Another glorious day called for another long walk. Here I'm standing beside the  tiny isolated Baptist chapel called Caersalem, looking towards Carningli mountain whose rocky volcanic crest served as a fortified hideway for people in the iron age two and half thousand years ago.

It's long been supposed that the mountain has a numinous quality. With its rocky peak, its commanding position above the sea, and the many burial chambers, hut circles and standing stones located around its circumference it's not hard to imagine that it drew attention for reasons other than simple defense. With the arrival of Christianity it attracted new legends: the Irish saint Brynach who established several churches in the area was said to ascend the hill to commune with angels, hence its name Carn Ingli, Angel Rock. Indigenous beliefs, as we would now term paganism, may have been hard to shake - the saint is also said to have been chased away from his hermitage in the valley by shrieking spirits.

During the second half of the 20th century, as this area  became a magnet for alternative lifestyle/self-sufficiency folk, Carningli's reputation as an earth-magic location grew apace and not long ago you could book an overnight stay of hippie-guided dreaming on the summit. On the slopes you still come across small shrines, decorated springs and private memorials among the screes, the sundew and the sphagnum moss.
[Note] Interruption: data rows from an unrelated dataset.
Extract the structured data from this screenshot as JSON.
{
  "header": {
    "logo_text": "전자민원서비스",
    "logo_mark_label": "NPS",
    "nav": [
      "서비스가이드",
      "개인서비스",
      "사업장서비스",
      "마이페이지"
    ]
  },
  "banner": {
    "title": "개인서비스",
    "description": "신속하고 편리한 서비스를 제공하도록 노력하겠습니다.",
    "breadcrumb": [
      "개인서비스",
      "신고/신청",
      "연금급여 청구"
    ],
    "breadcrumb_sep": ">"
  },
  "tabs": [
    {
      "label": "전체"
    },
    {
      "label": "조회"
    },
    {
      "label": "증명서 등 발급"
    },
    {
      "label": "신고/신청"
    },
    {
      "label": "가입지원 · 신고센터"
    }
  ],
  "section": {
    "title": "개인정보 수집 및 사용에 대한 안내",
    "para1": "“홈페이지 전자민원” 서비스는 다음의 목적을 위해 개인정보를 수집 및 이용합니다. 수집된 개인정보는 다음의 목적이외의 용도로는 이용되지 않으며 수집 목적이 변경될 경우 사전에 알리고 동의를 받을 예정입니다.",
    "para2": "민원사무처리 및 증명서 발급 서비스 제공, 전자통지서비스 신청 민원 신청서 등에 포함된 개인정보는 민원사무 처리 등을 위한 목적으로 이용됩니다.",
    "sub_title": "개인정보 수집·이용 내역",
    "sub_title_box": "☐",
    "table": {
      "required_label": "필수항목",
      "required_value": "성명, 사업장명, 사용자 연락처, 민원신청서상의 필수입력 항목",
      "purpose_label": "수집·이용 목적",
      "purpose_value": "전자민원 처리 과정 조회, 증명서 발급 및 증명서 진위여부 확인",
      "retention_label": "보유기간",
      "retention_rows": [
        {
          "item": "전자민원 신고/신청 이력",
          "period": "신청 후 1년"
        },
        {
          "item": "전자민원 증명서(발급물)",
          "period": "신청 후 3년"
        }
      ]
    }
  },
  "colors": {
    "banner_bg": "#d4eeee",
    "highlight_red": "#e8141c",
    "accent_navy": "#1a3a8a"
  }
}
This little graveyard however remains sternly apart, although with clear sight lines to the small-holdings, cottages and squatter hovels where the congregation  once toiled.  First established here some 200 years ago, above the chapel door is carved a clock face, hands fixed at 11.42 (not long to go before day's end) with the admonition Gwylia dy droed pan fyddech yn myned i dy Dduw/Watch your step when you enter the house of the Lord. The tombstones, all in Welsh, turn their backs to the magic mountain and yet we can't help lifting up our eyes to the hills.